2.     A convenient way for prospects or customers to manage consent for collection of their personal data. If you have a central venue to allow for users to give and revoke permission to use their private information, you essentially give them full control over the information sharing relationship. You will further build an ecosystem where more individuals will feel comfortable sharing their data.

3.     Establishing a relationship and not a one-off experience. Everyone in the organization needs to understand and start treating content and conversations as ongoing operations and not one-off marketing campaigns. This requires significant organizational change as we shift the mindset away from a “one-and-done” to “steady wins the race” mentality. The goal is to ensure that the conversation with prospects or customers can last a minute, a day, a month, a year, a decade and still make sense over the long haul.

4.     A sale that converts back into the relationship. Nobody wants to have a one-time sale and everyone wants to have repeat customers. Repeat customers mean post-sales relationship management to keep the relationship going. At Gilbane, I saw a great presentation from Keurig, the coffee company. The point was made about tracking the customer past the coffee machine purchase into helping the user maintain the machine, choose favorite coffees, and even change preferences over time.  They have an ongoing relationship with their customers – essentially for life. Now that is a conversion, but it is also fundamentally a relationship.

What does it take to get it done?

All of this might seem daunting to implement in your own organization. Just remember that we are all evolving into the privacy and personal value space, and nobody will get there overnight. But you do need to start taking steps now. They likely include: 

1.     Define and document policies that capture the trust proposition for the prospect or customer. This includes the weighing of your offering and guiding principles against regulatory and legal privacy requirements in order to understand how you will balance those factors.

2.     Acquire, through purchase or development, the technology to support central data collection management by prospects or customers. Depending on the type of information you are collecting, you may already have the capabilities in house that can be leveraged with some adjustments.

3.     Shift your organizational mindset to one of a prospect or customer relationship.
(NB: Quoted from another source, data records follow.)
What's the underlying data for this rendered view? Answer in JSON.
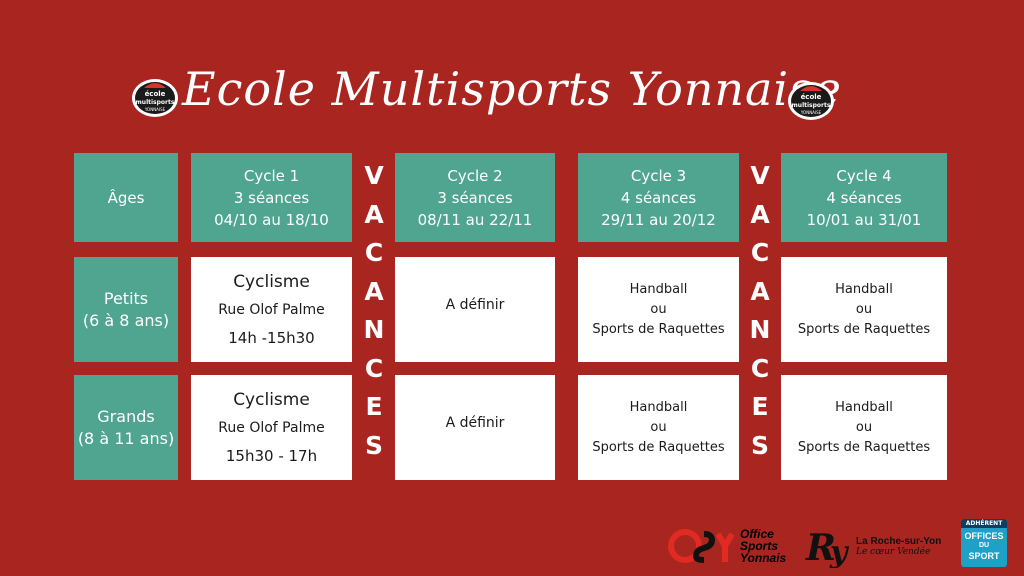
{
  "title": "Ecole Multisports Yonnaise",
  "logo": {
    "lines": [
      "école",
      "multisports",
      "YONNAISE"
    ]
  },
  "header": {
    "ages_label": "Âges",
    "cycles": [
      {
        "name": "Cycle 1",
        "sessions": "3 séances",
        "dates": "04/10 au 18/10"
      },
      {
        "name": "Cycle 2",
        "sessions": "3 séances",
        "dates": "08/11 au 22/11"
      },
      {
        "name": "Cycle 3",
        "sessions": "4 séances",
        "dates": "29/11 au 20/12"
      },
      {
        "name": "Cycle 4",
        "sessions": "4 séances",
        "dates": "10/01 au 31/01"
      }
    ]
  },
  "rows": [
    {
      "group": "Petits",
      "ages": "(6 à 8 ans)",
      "cells": [
        [
          "Cyclisme",
          "Rue Olof Palme",
          "14h -15h30"
        ],
        [
          "A définir"
        ],
        [
          "Handball",
          "ou",
          "Sports de Raquettes"
        ],
        [
          "Handball",
          "ou",
          "Sports de Raquettes"
        ]
      ]
    },
    {
      "group": "Grands",
      "ages": "(8 à 11 ans)",
      "cells": [
        [
          "Cyclisme",
          "Rue Olof Palme",
          "15h30 - 17h"
        ],
        [
          "A définir"
        ],
        [
          "Handball",
          "ou",
          "Sports de Raquettes"
        ],
        [
          "Handball",
          "ou",
          "Sports de Raquettes"
        ]
      ]
    }
  ],
  "vacances": [
    "V",
    "A",
    "C",
    "A",
    "N",
    "C",
    "E",
    "S"
  ],
  "footer": {
    "osy": {
      "mark": "OSY",
      "lines": [
        "Office",
        "Sports",
        "Yonnais"
      ]
    },
    "roche": {
      "mark": "RY",
      "name": "La Roche-sur-Yon",
      "tagline": "Le cœur Vendée"
    },
    "offices": {
      "badge": "ADHÉRENT",
      "lines": [
        "OFFICES",
        "DU",
        "SPORT"
      ]
    }
  },
  "colors": {
    "background": "#a92520",
    "green": "#4fa58f",
    "white": "#ffffff"
  }
}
Consider and map the user journey so that an outcome for your organization is just another event on the continuum of a long-term relationship, especially one that places the customer at the center of all that you are doing across digital channels.
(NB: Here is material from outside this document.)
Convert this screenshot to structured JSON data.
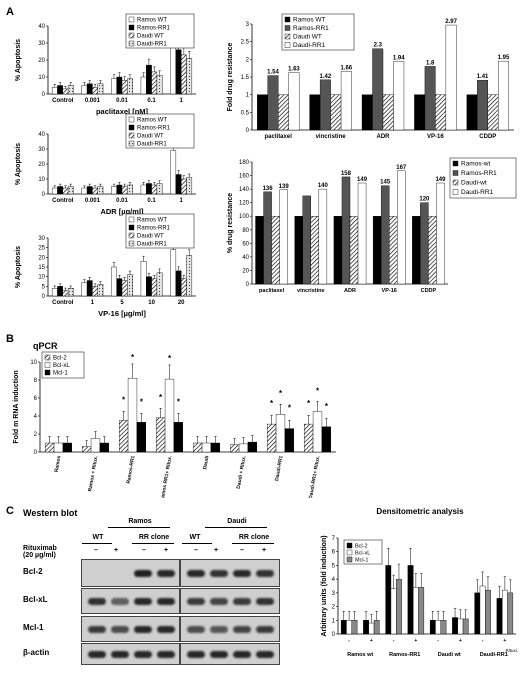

4.     Expand existing post-sales customer communications and service in a way that clearly continues to add value and doesn’t drop off in quality or touchpoints. You want your customers to feel like a purchase is a natural event that benefits them and is a natural extension of your relationship, not the only reason for its existence.

For me, it is always good to step away from client work and the office and consider what is happening in the broader industry and the practical implications of the trends that I follow. It was personally rewarding to be at both of these events and realize that customer personal value and privacy are starting to gain more and more recognition with marketers and digital content managers. I am excited to see corporations will implement this and how it will all play out in years to come.